Negli ultimi due anni, fino al 2 aprile 2026, i vertici delle cinque maggiori aziende tecnologiche hanno venduto molte più azioni di quante ne abbiano acquistate. Si tratta di Nvidia, Apple, Alphabet, Microsoft e Amazon.

Da quando l'indice S&P 500 ha toccato il minimo il 9 marzo 2009, è salito dell'873% fino alla chiusura del 2 aprile 2026. Queste cinque aziende hanno fatto molto meglio. Nvidia è balzata di oltre l'85.000%. Apple, Alphabet, Microsoft e Amazon sono aumentate rispettivamente di circa l'8.500%, il 4.000%, il 2.400% e il 6.800%.

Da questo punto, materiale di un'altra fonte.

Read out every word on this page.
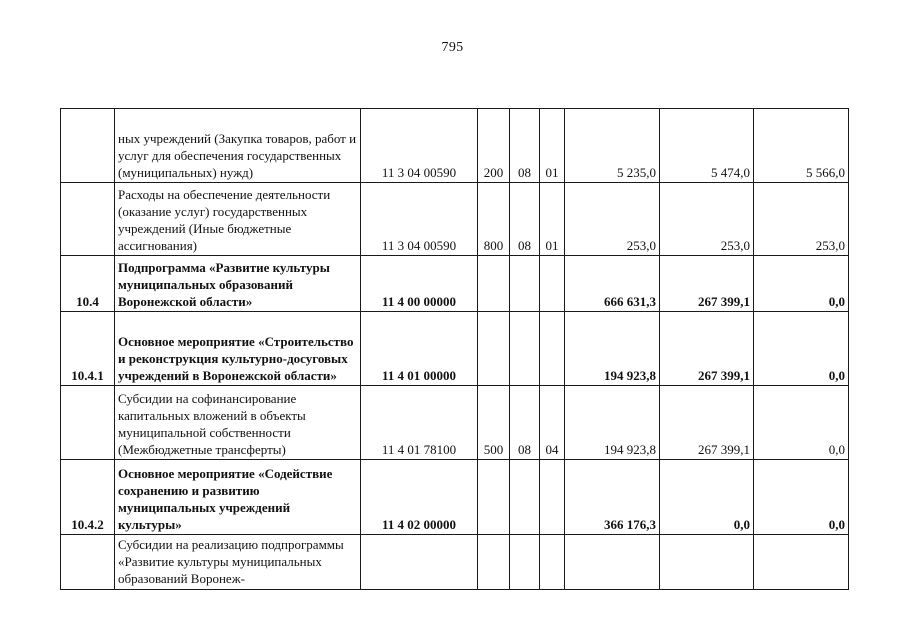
795
	ных учреждений (Закупка товаров, работ и услуг для обеспечения государственных (муниципальных) нужд)	11 3 04 00590	200	08	01	5 235,0	5 474,0	5 566,0
	Расходы на обеспечение деятельности (оказание услуг) государственных учреждений (Иные бюджетные ассигнования)	11 3 04 00590	800	08	01	253,0	253,0	253,0
10.4	Подпрограмма «Развитие культуры муниципальных образований Воронежской области»	11 4 00 00000				666 631,3	267 399,1	0,0
10.4.1	Основное мероприятие «Строительство и реконструкция культурно-досуговых учреждений в Воронежской области»	11 4 01 00000				194 923,8	267 399,1	0,0
	Субсидии на софинансирование капитальных вложений в объекты муниципальной собственности (Межбюджетные трансферты)	11 4 01 78100	500	08	04	194 923,8	267 399,1	0,0
10.4.2	Основное мероприятие «Содействие сохранению и развитию муниципальных учреждений культуры»	11 4 02 00000				366 176,3	0,0	0,0
	Субсидии на реализацию подпрограммы «Развитие культуры муниципальных образований Воронеж-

Nonostante questo successo, i dirigenti di queste società hanno venduto complessivamente 16,1 miliardi di dollari in più di azioni rispetto a quelle che hanno acquistato in due anni, secondo i documenti SEC Form 4 esaminati da Motley Fool. I dirigenti di Nvidia hanno venduto azioni per un valore netto di 4,11 miliardi di dollari. I dirigenti di Amazon hanno ceduto azioni per 10,93 miliardi di dollari. I dirigenti di Apple hanno venduto azioni per 365,1 milioni di dollari. I dirigenti di Alphabet hanno ceduto azioni per 401,4 milioni di dollari. I dirigenti di Microsoft hanno venduto azioni per 278,6 milioni di dollari.

Il quadro degli acquisti appare ancora peggiore. Nvidia, Apple e Amazon non hanno registrato alcun acquisto da parte di insider. Alphabet ha registrato solo 4,95 milioni di dollari di acquisti da parte di insider. Microsoft ne ha totalizzati appena 3,44 milioni.

Il mercato azionario ha iniziato il 2026 con la sua seconda valutazione più alta degli ultimi 155 anni. Le ultime due volte in cui questo indicatore ha superato quota 40, durante la bolla delle dot-com e all'inizio di gennaio 2022, l'indice S&P 500 è crollato rispettivamente del 49% e del 25%.